A phase I/II dose escalating trial evaluating safety, tolerability, pharmacokinetics and antiviral activity of clevudine in patients chronically infected with HBV

Abstrac

A phase II dose-escalating trial of clevudine in patients with chronic hepatitis B

Current therapies available for the treatment of chronic hepatitis B are limited in their ability to result in a cure.
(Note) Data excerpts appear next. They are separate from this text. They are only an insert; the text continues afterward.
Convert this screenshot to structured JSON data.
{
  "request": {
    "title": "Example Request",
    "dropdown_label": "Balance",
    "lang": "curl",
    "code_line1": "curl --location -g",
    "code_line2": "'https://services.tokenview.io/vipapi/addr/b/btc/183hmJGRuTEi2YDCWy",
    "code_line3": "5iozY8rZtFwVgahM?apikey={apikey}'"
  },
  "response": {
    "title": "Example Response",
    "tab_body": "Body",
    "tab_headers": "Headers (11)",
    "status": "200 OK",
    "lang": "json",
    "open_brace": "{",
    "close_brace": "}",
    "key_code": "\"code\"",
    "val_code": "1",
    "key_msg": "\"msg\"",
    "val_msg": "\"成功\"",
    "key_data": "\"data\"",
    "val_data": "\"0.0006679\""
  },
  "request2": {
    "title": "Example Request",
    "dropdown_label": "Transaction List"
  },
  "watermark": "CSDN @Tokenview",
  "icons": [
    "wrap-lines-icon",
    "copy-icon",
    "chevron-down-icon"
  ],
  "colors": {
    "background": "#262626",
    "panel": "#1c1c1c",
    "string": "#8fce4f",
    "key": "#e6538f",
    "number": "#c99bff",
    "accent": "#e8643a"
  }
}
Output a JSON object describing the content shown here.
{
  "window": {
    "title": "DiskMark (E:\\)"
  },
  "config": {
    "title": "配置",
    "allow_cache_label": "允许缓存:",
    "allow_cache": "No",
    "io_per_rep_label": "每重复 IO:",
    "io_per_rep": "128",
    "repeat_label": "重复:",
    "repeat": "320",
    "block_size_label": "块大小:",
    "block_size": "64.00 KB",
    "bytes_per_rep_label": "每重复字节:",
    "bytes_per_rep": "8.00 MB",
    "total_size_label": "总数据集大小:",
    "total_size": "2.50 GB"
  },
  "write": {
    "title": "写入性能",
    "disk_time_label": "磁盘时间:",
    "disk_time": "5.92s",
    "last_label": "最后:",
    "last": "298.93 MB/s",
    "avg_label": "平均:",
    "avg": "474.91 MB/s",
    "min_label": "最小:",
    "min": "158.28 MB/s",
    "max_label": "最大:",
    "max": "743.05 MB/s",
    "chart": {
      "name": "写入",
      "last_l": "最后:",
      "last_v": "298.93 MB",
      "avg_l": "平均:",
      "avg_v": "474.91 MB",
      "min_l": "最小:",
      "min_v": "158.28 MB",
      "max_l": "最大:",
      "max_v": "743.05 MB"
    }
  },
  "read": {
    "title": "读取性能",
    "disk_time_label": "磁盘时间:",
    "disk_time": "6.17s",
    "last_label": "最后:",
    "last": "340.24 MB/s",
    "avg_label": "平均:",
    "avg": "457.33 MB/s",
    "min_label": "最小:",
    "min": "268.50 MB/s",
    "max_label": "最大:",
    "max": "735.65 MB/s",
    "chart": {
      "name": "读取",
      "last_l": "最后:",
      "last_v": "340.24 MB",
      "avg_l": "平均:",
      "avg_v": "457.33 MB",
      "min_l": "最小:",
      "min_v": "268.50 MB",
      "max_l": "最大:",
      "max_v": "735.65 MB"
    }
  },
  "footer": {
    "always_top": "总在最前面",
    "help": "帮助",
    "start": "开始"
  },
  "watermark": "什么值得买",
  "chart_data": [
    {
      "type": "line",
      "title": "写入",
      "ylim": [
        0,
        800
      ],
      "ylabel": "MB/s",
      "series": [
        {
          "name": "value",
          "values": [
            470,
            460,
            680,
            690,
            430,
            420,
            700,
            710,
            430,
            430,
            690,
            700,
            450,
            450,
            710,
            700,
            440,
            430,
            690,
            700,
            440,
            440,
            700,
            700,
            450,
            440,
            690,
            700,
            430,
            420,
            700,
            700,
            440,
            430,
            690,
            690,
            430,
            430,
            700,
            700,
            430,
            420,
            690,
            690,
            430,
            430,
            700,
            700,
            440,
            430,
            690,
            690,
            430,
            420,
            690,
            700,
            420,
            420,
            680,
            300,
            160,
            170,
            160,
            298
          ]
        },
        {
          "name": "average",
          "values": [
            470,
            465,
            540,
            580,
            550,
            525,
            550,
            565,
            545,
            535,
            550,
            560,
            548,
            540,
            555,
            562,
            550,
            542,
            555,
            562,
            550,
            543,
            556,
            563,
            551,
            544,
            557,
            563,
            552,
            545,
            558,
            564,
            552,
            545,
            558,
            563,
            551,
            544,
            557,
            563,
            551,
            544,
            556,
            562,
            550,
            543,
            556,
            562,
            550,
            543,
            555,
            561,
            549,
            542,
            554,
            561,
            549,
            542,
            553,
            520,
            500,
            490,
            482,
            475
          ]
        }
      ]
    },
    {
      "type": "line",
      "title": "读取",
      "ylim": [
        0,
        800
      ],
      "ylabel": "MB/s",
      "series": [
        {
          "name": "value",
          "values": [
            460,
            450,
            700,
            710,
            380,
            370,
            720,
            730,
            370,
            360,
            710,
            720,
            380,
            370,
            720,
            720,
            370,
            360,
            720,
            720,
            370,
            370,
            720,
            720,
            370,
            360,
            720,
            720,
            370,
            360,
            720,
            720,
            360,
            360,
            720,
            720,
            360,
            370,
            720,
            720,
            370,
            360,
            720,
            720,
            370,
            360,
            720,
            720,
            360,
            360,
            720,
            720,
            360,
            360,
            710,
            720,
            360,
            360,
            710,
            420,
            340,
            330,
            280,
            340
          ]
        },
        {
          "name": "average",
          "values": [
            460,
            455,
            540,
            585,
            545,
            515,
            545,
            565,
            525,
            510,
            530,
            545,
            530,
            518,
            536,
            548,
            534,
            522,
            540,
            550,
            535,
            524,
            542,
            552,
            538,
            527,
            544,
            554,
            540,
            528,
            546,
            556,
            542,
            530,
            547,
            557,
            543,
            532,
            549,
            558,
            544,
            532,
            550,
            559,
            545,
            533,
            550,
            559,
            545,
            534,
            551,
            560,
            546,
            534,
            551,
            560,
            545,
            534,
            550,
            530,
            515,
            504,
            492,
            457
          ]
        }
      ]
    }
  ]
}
Clevudine is a new pyrimidine analog with potent anti-hepatitis B virus (HBV) activity in vitro. A multicenter dose-escalation study evaluated clevudine at 10, 50, 100, and 200 mg once daily for 28 days. Eligible patients had HBV DNA levels of 3 × 106 copies/mL or more, had not undergone nucleoside treatment, and were without human immunodeficiency or hepatitis C virus coinfection. Thirty-two patients were enrolled (5, 10, 10, and 7 patients in the 10-, 50-, 100-, and 200-mg dose groups, respectively), 81% were male, 81% Asian, and 88% were hepatitis Be antigen (HBeAg) positive at baseline. Median pretreatment serum HBV DNA levels ranged from 7.3 to 8.8 log10 copies/mL. After 28 days, the median HBV DNA log10 change from baseline was −2.5, −2.7, −3.0, and −2.6 log10. Six months after dosing, median changes from baseline were −1.2, −1.4, −2.7 and −1.7 log10 in the 10-, 50-, 100-, and 200-mg cohorts, respectively. Six of 27 patients lost HBeAg, and 3 of 27 patients seroconverted to HBe antibody. Clevudine was well tolerated, with no dose-limiting toxicities. A transient increase in alanine aminotransferase of up to 7.8 times the upper limit of normal (increase ranged from 20 to 186 IU/L) was observed in six patients in the 100-mg cohort, without signs of liver failure. These increases were associated with improved viral suppression. The pharmacokinetic profile of clevudine was proportional to the dose. In conclusion, these results demonstrate the tolerability and potent activity of clevudine in HBV-infected patients and support further clinical study. (HEPATOLOGY 2004;40:140–148.